Limits of My World: Words and Maps

“Hemispheriu,” 1593
“The limits of my language are the limits of my world” runs a paraphrase of Wittgenstein, and never has this seemed more true than when I came across a collection of fantastic old maps as I was in the midst of reading The Secret Life of Words, a history of the English language. I’m on the Powwow chapter, and guess what? The English language is adapting to the discovery of the New World.
“Universale,” 1546
As further reaches of the new world were explored, a much more detailed coastline appears, even while the interior remained blank (or filled with fanciful pictures of native people and animals).

“The North part of America Conteyning Newfoundland, new England, Virginia, Florida, new Spaine, and Nova Francia,” 1625

The Western coastline protrayed (more or less) correctly in the first two maps has changed strangely here–California is an island! A misinformed Spanish letter came into the hands of the Dutch, and Dutch and English cartographers subsequently replicated this mistake for a hundred plus years. At this point the Spanish were settling all along the California coast so it seems astounding such a mistake was maitained for so long. It also suggests the large amount of imagination mapmakers of the time used to fill in blank areas. The cartographer was imagining a coastline that fit in with the scant information he had.

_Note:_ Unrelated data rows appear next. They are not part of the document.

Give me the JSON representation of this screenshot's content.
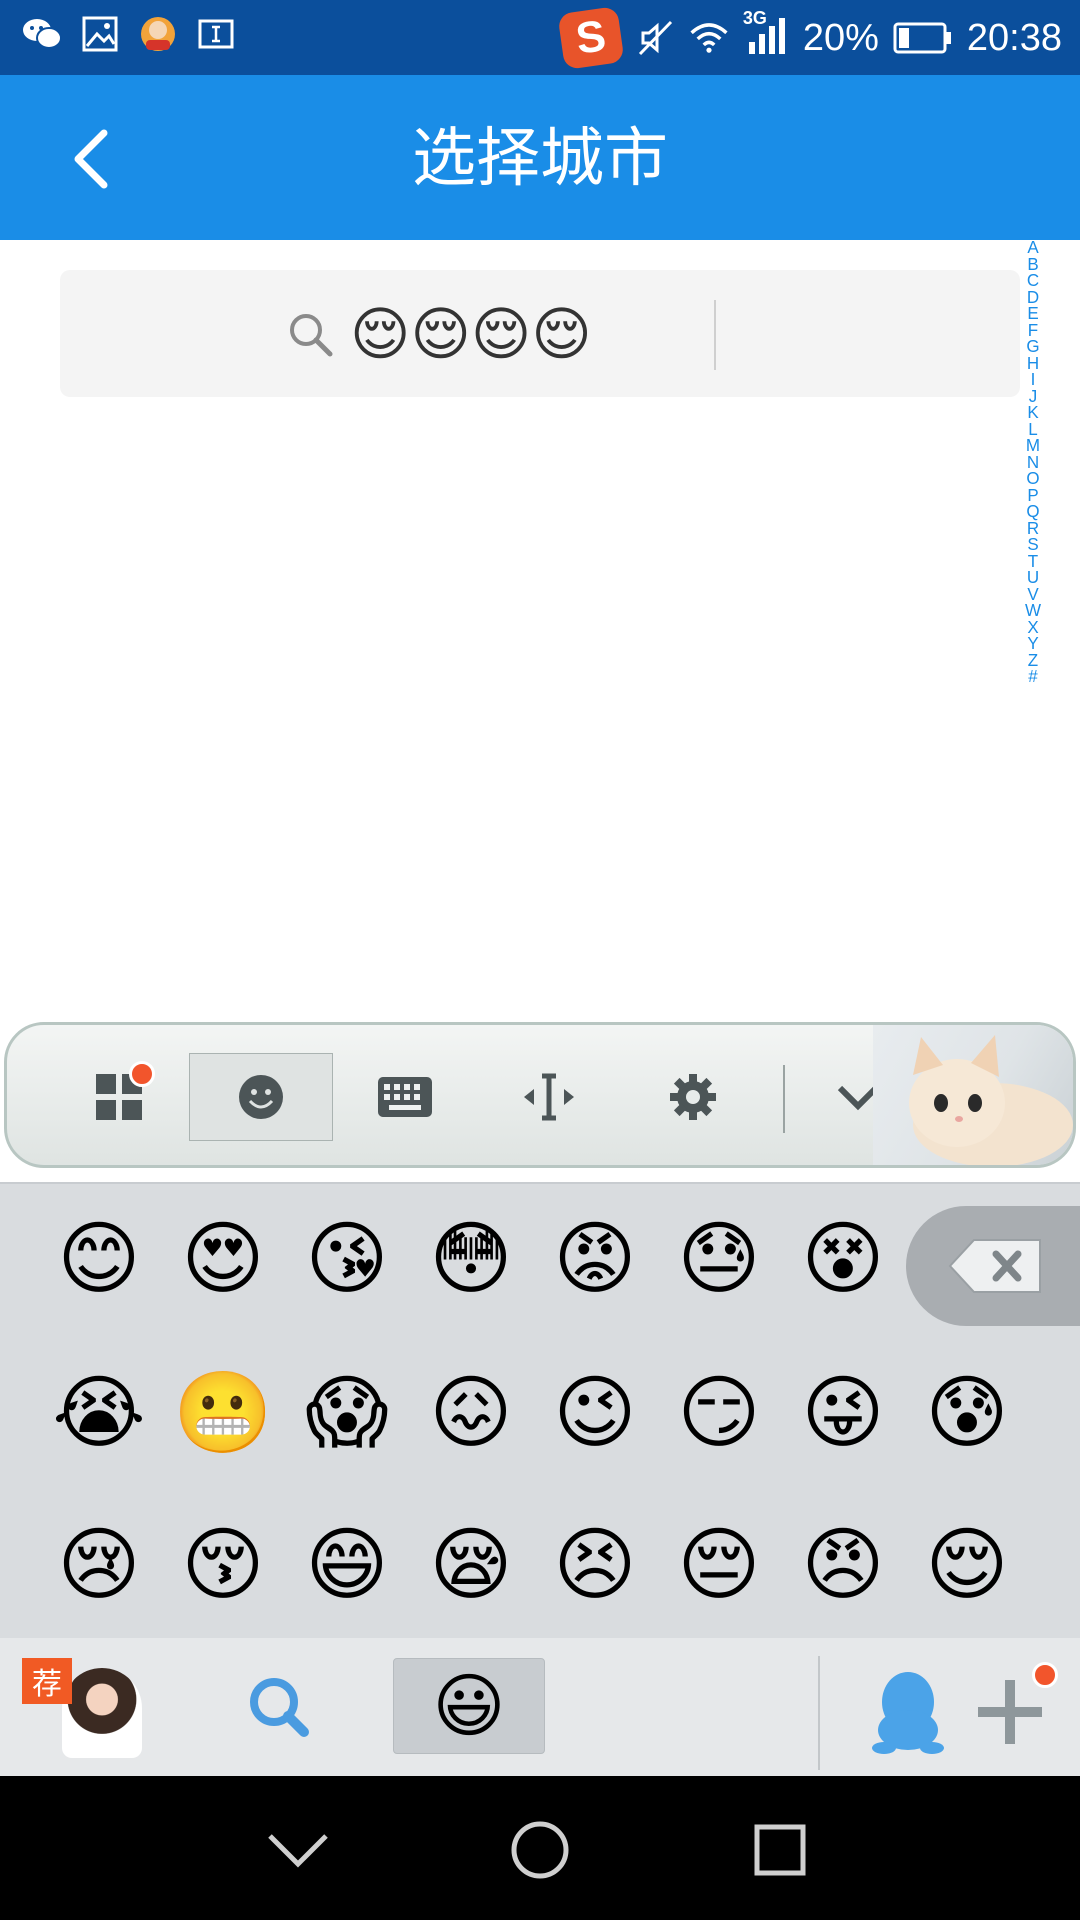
{
  "status_bar": {
    "battery_percent": "20%",
    "time": "20:38",
    "network": "3G",
    "left_icons": [
      "wechat-icon",
      "gallery-icon",
      "game-icon",
      "input-icon"
    ],
    "right_icons": [
      "sogou-icon",
      "mute-icon",
      "wifi-icon",
      "signal-icon",
      "battery-icon"
    ]
  },
  "header": {
    "title": "选择城市",
    "back_icon": "chevron-left-icon"
  },
  "search": {
    "icon": "search-icon",
    "value": "😌😌😌😌"
  },
  "alphabet_index": [
    "A",
    "B",
    "C",
    "D",
    "E",
    "F",
    "G",
    "H",
    "I",
    "J",
    "K",
    "L",
    "M",
    "N",
    "O",
    "P",
    "Q",
    "R",
    "S",
    "T",
    "U",
    "V",
    "W",
    "X",
    "Y",
    "Z",
    "#"
  ],
  "ime_toolbar": {
    "items": [
      "apps-icon",
      "emoji-icon",
      "keyboard-icon",
      "cursor-move-icon",
      "settings-icon",
      "collapse-icon"
    ],
    "active": "emoji-icon",
    "notification_color": "#f2552c"
  },
  "emoji_grid": {
    "rows": [
      [
        "😊",
        "😍",
        "😘",
        "😳",
        "😡",
        "😓",
        "😵"
      ],
      [
        "😭",
        "😬",
        "😱",
        "😖",
        "😉",
        "😏",
        "😜",
        "😰"
      ],
      [
        "😢",
        "😚",
        "😄",
        "😪",
        "😣",
        "😔",
        "😠",
        "😌"
      ]
    ]
  },
  "ime_bottom": {
    "recommend_badge": "荐",
    "active_emoji": "😃",
    "icons": [
      "search-icon",
      "emoji-icon",
      "qq-icon",
      "add-icon"
    ]
  },
  "colors": {
    "title_bar": "#1a8de7",
    "status_bar": "#0b4f9c",
    "index_text": "#1a8de7"
  }
}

Right above Virginia you can see “James Citie,” or Jamestown, which became the first permanent settlement of the English in 1607. After 1607, English settlers were adapting to their new enviornment and dealing with the natives of “New India.” As horizons expanded geographically, English appropriated new words to describe it. Here are some words that entered the English language in the 16th and 17th c. as England began to explore and colonize the new world:

potato
tobacco
nicotine
to smoke
cannibal
maize
cassava
canoe
moose
tomahawk
awning
adrift
roomy
firewater
wigwam
skunk
woodchuk
squash
mugwump


I don’t know if you can read the place names listed, but this detail includes Cape Cod and Martha’s Vineyard. English maps gradually filled the blank spaces with names we recognize even today. The Native Americans’ presence in the English language was simularly reduced, to a handful of words and geographical names. Considering maps and words as signs of how the English concieved of the New World suggests a place of vast possibilities and exotic plants and animals with origins more in the imagination than in reality.

Detail of map header, labelling it “The North part of America.”